What did we learn from the 2018 fires in North-central Washington?

Conservation Northwest / Mar 18, 2019 / Wildfire

By George Wooten and Dave Werntz, Forest Field Program

Conservation Northwest tracks the impacts of large wildfires on habitat, particularly old growth. Recently, there have been valid concerns because the three largest fires of 2018 burned into important habitat for spotted owls, Canada lynx and other wildlife dependent on large, old trees and intact canopies. When fire results in killing all the trees in a stand, it is termed “severe”, and then our work sometimes requires pointing agencies toward better recovery options. But we found that the 2018 fires were well within their historical range of severity.

In 2018, the Crescent Mountain and McLeod wildfires burned 77,457 acres, with about half at middle elevations in mixed pine and Douglas fir, and about half at higher elevations.

40 percent of the Crescent Mountain Fire burned in mixed conifer forests outside of designated Wilderness Areas, while 55 percent burned in Wilderness at higher elevations where fire regimes are historically more severe.  Of the mid-montane forests, over 60 percent of the fire was in patches with better than half survival of the trees. The severity of the McLeod Fire was similar, with 55 percent of the fire having low severity with better than half survival and lying outside of Wilderness.

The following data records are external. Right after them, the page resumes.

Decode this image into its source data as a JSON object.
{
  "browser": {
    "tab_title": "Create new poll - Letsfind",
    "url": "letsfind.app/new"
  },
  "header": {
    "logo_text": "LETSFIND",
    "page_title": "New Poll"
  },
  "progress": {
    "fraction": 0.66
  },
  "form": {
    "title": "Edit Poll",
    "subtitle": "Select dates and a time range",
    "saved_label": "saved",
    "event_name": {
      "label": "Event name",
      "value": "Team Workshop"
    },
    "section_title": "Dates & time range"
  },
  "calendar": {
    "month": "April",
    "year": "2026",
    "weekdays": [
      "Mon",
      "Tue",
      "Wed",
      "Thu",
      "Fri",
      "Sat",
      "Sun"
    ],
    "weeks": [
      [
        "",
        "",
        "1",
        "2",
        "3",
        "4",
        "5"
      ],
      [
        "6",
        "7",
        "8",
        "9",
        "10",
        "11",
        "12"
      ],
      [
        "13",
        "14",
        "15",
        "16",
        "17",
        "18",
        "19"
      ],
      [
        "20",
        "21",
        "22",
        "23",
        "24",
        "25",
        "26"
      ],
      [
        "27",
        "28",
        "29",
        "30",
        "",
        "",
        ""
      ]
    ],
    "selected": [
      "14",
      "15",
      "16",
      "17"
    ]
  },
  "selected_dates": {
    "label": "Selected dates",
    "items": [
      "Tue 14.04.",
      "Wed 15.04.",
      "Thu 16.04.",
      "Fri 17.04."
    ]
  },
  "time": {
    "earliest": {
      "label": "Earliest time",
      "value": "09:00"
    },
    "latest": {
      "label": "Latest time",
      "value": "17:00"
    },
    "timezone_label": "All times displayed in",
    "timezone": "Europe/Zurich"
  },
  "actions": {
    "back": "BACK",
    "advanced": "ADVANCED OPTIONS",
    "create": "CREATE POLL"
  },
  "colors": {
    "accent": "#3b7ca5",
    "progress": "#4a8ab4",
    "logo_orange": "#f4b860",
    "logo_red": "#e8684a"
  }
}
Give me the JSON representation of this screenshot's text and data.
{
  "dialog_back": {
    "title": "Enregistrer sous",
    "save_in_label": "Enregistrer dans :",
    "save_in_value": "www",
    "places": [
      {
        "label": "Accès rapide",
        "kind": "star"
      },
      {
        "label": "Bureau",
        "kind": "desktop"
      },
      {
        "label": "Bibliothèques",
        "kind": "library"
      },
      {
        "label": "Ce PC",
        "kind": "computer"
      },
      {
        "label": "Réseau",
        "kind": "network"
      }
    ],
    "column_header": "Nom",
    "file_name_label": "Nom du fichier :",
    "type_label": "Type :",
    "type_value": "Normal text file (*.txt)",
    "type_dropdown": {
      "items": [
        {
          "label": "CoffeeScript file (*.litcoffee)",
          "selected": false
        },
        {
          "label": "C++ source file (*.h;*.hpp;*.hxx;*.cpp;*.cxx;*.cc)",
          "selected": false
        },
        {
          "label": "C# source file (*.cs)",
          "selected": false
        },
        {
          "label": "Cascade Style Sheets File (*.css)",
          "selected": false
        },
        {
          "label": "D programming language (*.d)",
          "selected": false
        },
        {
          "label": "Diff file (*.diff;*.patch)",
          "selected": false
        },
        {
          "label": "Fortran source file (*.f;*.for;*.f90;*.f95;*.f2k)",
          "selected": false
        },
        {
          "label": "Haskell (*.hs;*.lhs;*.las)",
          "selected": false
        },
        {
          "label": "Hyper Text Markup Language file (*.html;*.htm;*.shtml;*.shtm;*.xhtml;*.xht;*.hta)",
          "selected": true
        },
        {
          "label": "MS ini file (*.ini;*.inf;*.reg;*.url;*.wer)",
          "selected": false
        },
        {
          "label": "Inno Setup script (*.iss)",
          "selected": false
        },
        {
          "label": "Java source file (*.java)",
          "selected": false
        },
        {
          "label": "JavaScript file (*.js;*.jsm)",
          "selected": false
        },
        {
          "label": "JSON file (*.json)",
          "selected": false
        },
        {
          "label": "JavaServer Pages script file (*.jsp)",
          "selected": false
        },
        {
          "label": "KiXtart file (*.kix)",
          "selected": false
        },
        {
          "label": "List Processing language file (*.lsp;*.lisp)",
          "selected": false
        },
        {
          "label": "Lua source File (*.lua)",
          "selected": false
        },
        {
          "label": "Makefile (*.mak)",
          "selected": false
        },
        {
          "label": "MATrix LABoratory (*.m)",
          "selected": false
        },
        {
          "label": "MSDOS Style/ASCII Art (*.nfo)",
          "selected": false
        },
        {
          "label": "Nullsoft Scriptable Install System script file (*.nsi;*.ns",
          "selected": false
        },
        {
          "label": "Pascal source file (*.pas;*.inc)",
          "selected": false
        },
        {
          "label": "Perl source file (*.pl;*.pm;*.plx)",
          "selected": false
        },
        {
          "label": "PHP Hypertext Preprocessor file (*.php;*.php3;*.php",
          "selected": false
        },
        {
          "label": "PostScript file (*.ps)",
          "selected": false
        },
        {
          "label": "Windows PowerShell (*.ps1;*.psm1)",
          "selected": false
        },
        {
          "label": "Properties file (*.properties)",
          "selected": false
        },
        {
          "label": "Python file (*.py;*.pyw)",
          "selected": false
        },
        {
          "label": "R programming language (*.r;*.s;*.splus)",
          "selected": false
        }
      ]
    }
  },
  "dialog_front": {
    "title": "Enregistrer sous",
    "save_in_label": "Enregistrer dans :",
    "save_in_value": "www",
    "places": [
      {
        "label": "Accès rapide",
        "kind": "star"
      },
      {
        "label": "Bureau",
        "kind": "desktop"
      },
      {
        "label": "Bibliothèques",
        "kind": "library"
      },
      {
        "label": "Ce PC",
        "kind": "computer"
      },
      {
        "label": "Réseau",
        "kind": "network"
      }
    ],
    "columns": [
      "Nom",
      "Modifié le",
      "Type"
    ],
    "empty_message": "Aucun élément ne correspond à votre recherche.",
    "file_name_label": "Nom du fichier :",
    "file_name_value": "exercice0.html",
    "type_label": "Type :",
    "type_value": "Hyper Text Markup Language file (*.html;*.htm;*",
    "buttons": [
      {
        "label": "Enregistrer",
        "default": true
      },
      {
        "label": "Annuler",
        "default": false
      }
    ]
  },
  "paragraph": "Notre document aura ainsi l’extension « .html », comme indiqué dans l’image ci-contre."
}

This amount of low severity fire is right in the middle of what would be expected based on historic fire Wbehavior (see map below). Historically, mid-montane forests in Eastern Washington burned in a patchy pattern with a range of 20 percent to 70 percent severe fire with high tree mortality. It is important not to confuse the mid-montane fire regime with that of low elevation ponderosa pine forests that historically burned with low severity.

This tells us that the 2018 Okanogan area fire severity was normal—not overly severe—and well within the historic fire regime for mid-montane forests. Both fires were good for the ecosystem in providing a diversity of wildlife habitats and forest ages that is sustainable over the next fire return interval.

Washington fire perimeters form 1984-2017 (this does not show the most recent large fires that includes Crescent Mountain, McLeod and Diamond (2017).
Map of Crescent Mountain Fire Severity given loss of “basal area”, a common way to describe stand density. In forest management, basal area usually refers to merchantable timber and is given on a per acre basis.
Crescent Mountain fire pattern in October, 2018, at the end of the Twisp River Road. Note higher severity patches in the background mountain.